Sunday, April 20, 2008

Working to get health care is killing me

I haven’t been writing lately due to sheer exhaustion. Working 45+ hours per week is not agreeing with me. I love the job but there’s just way too much of it. I haven’t been able to figure out a balance yet. Anyway, I stagger home each weeknight and collapse. My energy is dwindling, not getting better week by week as I expected it would. I spend all of Saturday sleeping or doing quiet things and then usually by Sunday I feel better, at least enough to cook, shop for food, do laundry, clean my room, do some chores, and get ready for the new week. However, I’m not recuperating enough to have a useful Sunday; at least that has been true these past couple of weeks. Sunday came last week and this and I was too tired to do the self care that I need to regenerate. So I live in a messy room, I don't eat well because I can't get the energy to shop and cook the vegan food I need, and I end up scrounging for clean things to wear. I recently invested in a lot of underwear so that I had three weeks supply. That way, I can just use each piece of the other clothing over and over again. It's more ecological that way.

Last Thursday my clients were waiting for me to come into group therapy. They asked me, “Seiza, are you all right?” I brushed it off, but they persisited. “You look so tired. Really, are you okay?” I realized that I wasn’t really okay at all. I’m completely exhausted all of the time. I’m a piece of burnt toast. I promised them I would get more sleep, but the only way I can figure out to do that is to cut out meditation and yoga in the morning so I can sleep in until 6 am instead of getting up at 5 am.

I need to work to get health care. When I was paying COBRA payments after my last job, it cost $1100 per month to cover Howard and me, which was not something we could afford for long. Howard is no longer working for FKB (which didn't provide health care but did provide money sometimes). He’s going back to graduate school to study for a new career in biology. (He just got accepted to PSU after scoring 1530 out of 1600 on the GRE and a letter of recommendation from Al Gore, no less). Anyway, I’m really working so that we can afford health care, and it’s killing me.

I’m losing ground. I don’t have a solution but that is why I haven’t been writing. I’ve been in survival mode. Anyway, I’m supposed to go out tonight to a seder with friends but I may have to give up that as well. I end up giving up everything that is personally important to me these days, socializing, community organizing, meditation, and yoga.

I don’t have any solutions. I’m trolling the usual websites for job listings, hoping to find something part time with benefits. As was pointed out to me, the United States does not have a Health Care System. It has a health care market. That’s not good enough for any of us. I may be one of the currently insured, but I am not healthy as a result.

I'm told it takes about two years to really get one's energy back after chemo, but my energy is plummeting at this point. I'm one year out from chemo and I'm getting worse, not better.

Saturday, January 12, 2008

The Front Porch of Heaven

I've been writing bad poetry. It's one of my new skills.
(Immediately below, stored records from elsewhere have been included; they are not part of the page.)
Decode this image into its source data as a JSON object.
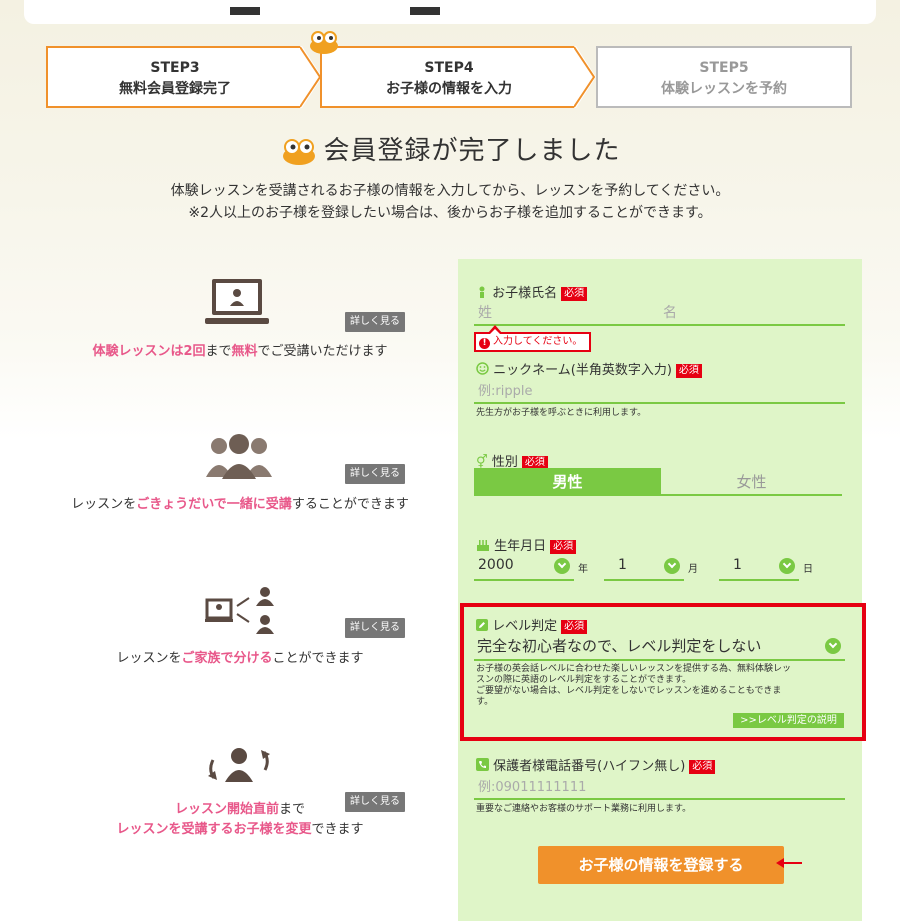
{
  "steps": [
    {
      "num": "STEP3",
      "label": "無料会員登録完了"
    },
    {
      "num": "STEP4",
      "label": "お子様の情報を入力"
    },
    {
      "num": "STEP5",
      "label": "体験レッスンを予約"
    }
  ],
  "title": "会員登録が完了しました",
  "desc_line1": "体験レッスンを受講されるお子様の情報を入力してから、レッスンを予約してください。",
  "desc_line2": "※2人以上のお子様を登録したい場合は、後からお子様を追加することができます。",
  "features": [
    {
      "parts": [
        {
          "t": "体験レッスンは2回",
          "hl": true
        },
        {
          "t": "まで",
          "hl": false
        },
        {
          "t": "無料",
          "hl": true
        },
        {
          "t": "でご受講いただけます",
          "hl": false
        }
      ]
    },
    {
      "parts": [
        {
          "t": "レッスンを",
          "hl": false
        },
        {
          "t": "ごきょうだいで一緒に受講",
          "hl": true
        },
        {
          "t": "することができます",
          "hl": false
        }
      ]
    },
    {
      "parts": [
        {
          "t": "レッスンを",
          "hl": false
        },
        {
          "t": "ご家族で分ける",
          "hl": true
        },
        {
          "t": "ことができます",
          "hl": false
        }
      ]
    },
    {
      "line1": [
        {
          "t": "レッスン開始直前",
          "hl": true
        },
        {
          "t": "まで",
          "hl": false
        }
      ],
      "line2": [
        {
          "t": "レッスンを受講するお子様を変更",
          "hl": true
        },
        {
          "t": "できます",
          "hl": false
        }
      ]
    }
  ],
  "more_label": "詳しく見る",
  "required_label": "必須",
  "form": {
    "name_label": "お子様氏名",
    "last_placeholder": "姓",
    "first_placeholder": "名",
    "error_text": "入力してください。",
    "nick_label": "ニックネーム(半角英数字入力)",
    "nick_placeholder": "例:ripple",
    "nick_note": "先生方がお子様を呼ぶときに利用します。",
    "gender_label": "性別",
    "gender_male": "男性",
    "gender_female": "女性",
    "birth_label": "生年月日",
    "year": "2000",
    "year_unit": "年",
    "month": "1",
    "month_unit": "月",
    "day": "1",
    "day_unit": "日",
    "level_label": "レベル判定",
    "level_value": "完全な初心者なので、レベル判定をしない",
    "level_note1": "お子様の英会話レベルに合わせた楽しいレッスンを提供する為、無料体験レッ",
    "level_note2": "スンの際に英語のレベル判定をすることができます。",
    "level_note3": "ご要望がない場合は、レベル判定をしないでレッスンを進めることもできま",
    "level_note4": "す。",
    "level_explain": ">>レベル判定の説明",
    "phone_label": "保護者様電話番号(ハイフン無し)",
    "phone_placeholder": "例:09011111111",
    "phone_note": "重要なご連絡やお客様のサポート業務に利用します。",
    "submit": "お子様の情報を登録する"
  },
  "colors": {
    "orange": "#f0912b",
    "green": "#7ac943",
    "panel": "#dff5c8",
    "red": "#e60012",
    "pink": "#e8588a"
  }
}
I was actually on the radio last night, on KBOO, reading one of my poems:

The Front Porch of Heaven

Long ago, when I was a little girl,
I was told I would never go to heaven,
Having never been baptized.
No, I was one of those heathen Unitarians,
Practically an atheist in the eyes of my playmates,
And I could never enter heaven’s gates. I was told
I could only hang out on the front porch of heaven
And peek through the windows at the delights
Within the walls that kept me out.

Right then and there
I decided to learn to play the banjo.
I hoped that God, being merciful,
Would provide me with a rocking chair.
No doubt there would be other heathens and Unitarians
And assorted unbelievers
On that wide, long porch.
Perhaps some would have guitars, mandolins,
A bass and a fiddle or two.
Surely there would be a drummer in the crowd,
And maybe a sax, trumpet, and trombone,
All the makings of a decent pick-up band.

Now I play a banjo in anticipation of the day
I cross over and find myself on that cosmic front porch.
I plan to have a right good old time
Playing my banjo for the assembled outcasts.
I want to be buried with an inner tube,
A packed lunch, a pump, and my banjo,
Just in case the Egyptians were right
And I have to take it with me to have it there.
When I land on that other shore, I’ll pump up the inner tube
And float down that eternal river
Strumming my banjo,
Until I float right up to the front porch of heaven,

I think of the singing and the songs we’ll play there.
I think of the dancing and joking and good times to be.
I imagine that my fellow heathens and I
Will make a joyous, raucous sound,
Singing and dancing until that front porch shakes the gates
And rattles the windows of heaven
And all the denizens within, will look out.
Feet tapping, hungry to join the party,
They will surge out the gates,
Pile onto the front porch,
And spill onto the front lawn of heaven.

Dancing and singing and playing,
We’ll be whirling with the angels
Far, far into eternity, through the night sky,
Leaping from star to star.
O heavenly choirs, O joyous dance.
O come, all ye of all faiths and non-faiths,
Come join us on the front porch of heaven.